The role of the federal executive | In Focus

Just how much power should the President wield?

How much power should the president of the United States have over his administration? There are two lines of thought on this issue, according to authors Stephen Skowronek, John A. Dearborn, and Desmond King in their book, “Phantoms of a Beleaguered Republic: The Deep State and the Unitary Executive” as reviewed by Stephen I. Vladeck in the November/December 2021 issue of Foreign Affairs.

The first line of thought is the “deep state”. It refers to the bureaucracy of the administrative branch. They’re the experts, advisors, and bureaucrats who are assigned to carry out the president’s wishes. The term “deep state” is not meant by the authors to be evil as portrayed by our previous president’s administration.

How much power should the expertise-driven bureaucracy have when it comes to putting checks on a sitting president? Should bureaucrats be able to act according to laws and traditions on everything from tax collection, meat inspection, vehicle safety, environmental protections to national security planning? Are these partisan or non-partisan issues?

Since the Great Depression, the size and scope of the power of the federal government over the lives of average Americans has increased dramatically. Executive branch power has grown to the point that it has “turned American government into a presidency centered government.”

The second line of thought is found among conservatives and is called the “unitary executive”. In this approach to governing, all power of the executive lies in the hands of the president. The ability to hire and fire administrators ensures the president’s decisions will be carried out.

Throughout modern American history since the Great Depression and FDR’s New Deal, there has been a tension between the two theories of governing. In the modern period, this diffusion of power is disappearing because of Supreme Court decisions, according to the authors.

The Constitution clearly states that “the executive Power shall be vested in a President of the United States.” The late conservative justice Antonin Scalia put it this way: “’This does not mean some of the executive power, but all of the executive power.’ In other words, executive power lies with the president and the president alone.”

This issue arose with Scalia’s lone dissenting voice in the 1988 Supreme court ruling in Morrison v. Olson. Out of this case came the holding that “Congress could protect ‘inferior’ executive -branch officers—in this case, the independent counsel [who were investigating senior government officials]—from being dismissed by the president without cause.”

In the 2020 ruling in Seila Law v. Consumer Financial Protection Bureau, the conservatively dominated court ruled that senior inferior officers are not protected from removal from office without cause “if they are the singular head of an independent agency, versus one of a number of commissioners in charge of an agency.” On the surface this seems reasonable, but not “if the whole point of independent agencies is their independence….” This ruling took a great deal of power away from Congress and put it in the hands of the president.
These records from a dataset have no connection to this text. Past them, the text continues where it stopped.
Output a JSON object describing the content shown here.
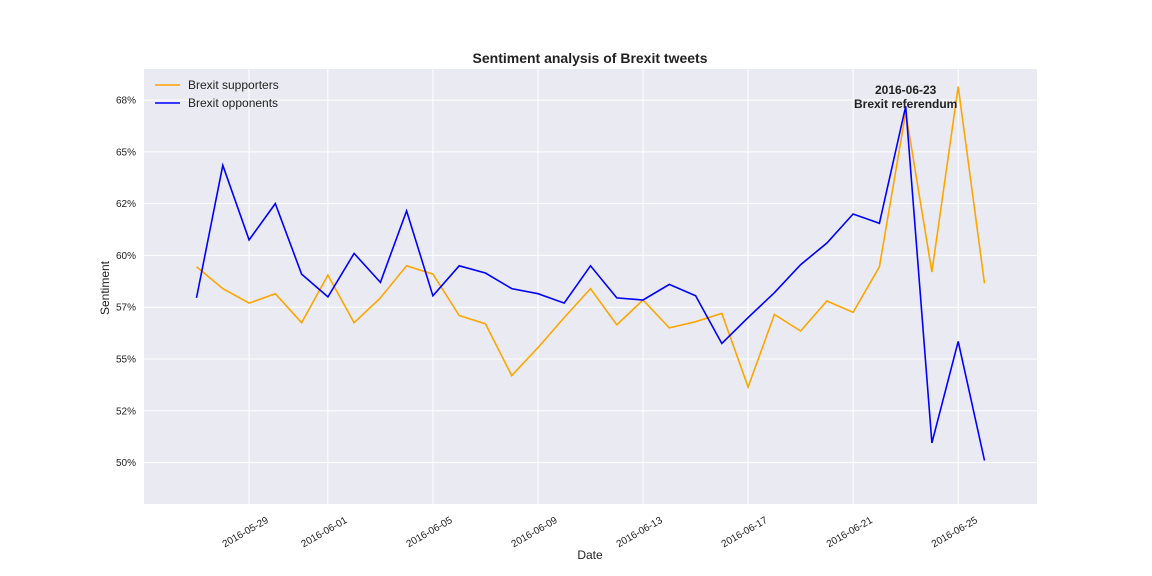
{
  "chart_data": {
    "type": "line",
    "title": "Sentiment analysis of Brexit tweets",
    "xlabel": "Date",
    "ylabel": "Sentiment",
    "x": [
      "2016-05-27",
      "2016-05-28",
      "2016-05-29",
      "2016-05-30",
      "2016-05-31",
      "2016-06-01",
      "2016-06-02",
      "2016-06-03",
      "2016-06-04",
      "2016-06-05",
      "2016-06-06",
      "2016-06-07",
      "2016-06-08",
      "2016-06-09",
      "2016-06-10",
      "2016-06-11",
      "2016-06-12",
      "2016-06-13",
      "2016-06-14",
      "2016-06-15",
      "2016-06-16",
      "2016-06-17",
      "2016-06-18",
      "2016-06-19",
      "2016-06-20",
      "2016-06-21",
      "2016-06-22",
      "2016-06-23",
      "2016-06-24",
      "2016-06-25",
      "2016-06-26"
    ],
    "series": [
      {
        "name": "Brexit supporters",
        "color": "#FFA500",
        "values": [
          0.5945,
          0.584,
          0.577,
          0.5815,
          0.5675,
          0.5905,
          0.5675,
          0.5795,
          0.595,
          0.591,
          0.571,
          0.567,
          0.542,
          0.5555,
          0.57,
          0.584,
          0.5665,
          0.5785,
          0.565,
          0.568,
          0.572,
          0.5365,
          0.5715,
          0.5635,
          0.578,
          0.5725,
          0.5945,
          0.669,
          0.592,
          0.6815,
          0.5865
        ]
      },
      {
        "name": "Brexit opponents",
        "color": "#0000FF",
        "values": [
          0.5795,
          0.6435,
          0.6075,
          0.625,
          0.591,
          0.58,
          0.601,
          0.587,
          0.6215,
          0.5805,
          0.595,
          0.5915,
          0.584,
          0.5815,
          0.577,
          0.595,
          0.5795,
          0.5785,
          0.586,
          0.5805,
          0.5575,
          0.57,
          0.582,
          0.5955,
          0.606,
          0.62,
          0.6155,
          0.672,
          0.5095,
          0.5585,
          0.501
        ]
      }
    ],
    "yticks": [
      0.5,
      0.525,
      0.55,
      0.575,
      0.6,
      0.625,
      0.65,
      0.675
    ],
    "ytick_labels": [
      "50%",
      "52%",
      "55%",
      "57%",
      "60%",
      "62%",
      "65%",
      "68%"
    ],
    "ylim": [
      0.48,
      0.69
    ],
    "xticks": [
      "2016-05-29",
      "2016-06-01",
      "2016-06-05",
      "2016-06-09",
      "2016-06-13",
      "2016-06-17",
      "2016-06-21",
      "2016-06-25"
    ],
    "xlim": [
      "2016-05-25",
      "2016-06-28"
    ],
    "grid": true,
    "legend_position": "top-left",
    "annotation": {
      "date": "2016-06-23",
      "lines": [
        "2016-06-23",
        "Brexit referendum"
      ]
    }
  }
}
In 2021 Justice Amy Coney Barrett cast the deciding 5-4 vote in U.S. v. Arthrex. In this case, there are 200 patent judges in the U.S. Patent and Trademark Office who hear challenges to validity of granted patents. This case ruled that each of those judges is subject to dismissal by the president because no one supervises them. With this decision the power of a president increased dramatically, enough to fire a judge, whose job is to be independent.

Although Trump is no longer president, and will not likely ever be president again, the door to future chief executives being able to fire lower levels of government officials has now been increased. As the article concludes, “the presidency ends up being accountable to virtually no one…. We should expect future presidents will use it as such.”

In fact, the Biden administration fired the Trump-appointed commissioner of the Social Security Administration without cause, although the Democrats have not in the past supported the unitary execute theory. “If the unitary executive theory is ascendant, even Democrats want to reap the benefits.”

The solution to this increase in the power of the chief executive lies with the Court. As the authors stated, “…The United States is better off with tension between the Oval Office and its bureaucracy…. The United States may simply have to hope that the Court will respond differently in the future, in defense of checks on presidential authority, if the country elects another Trump, because the alternative—a president unbounded by either external or internal checks—would be worse.”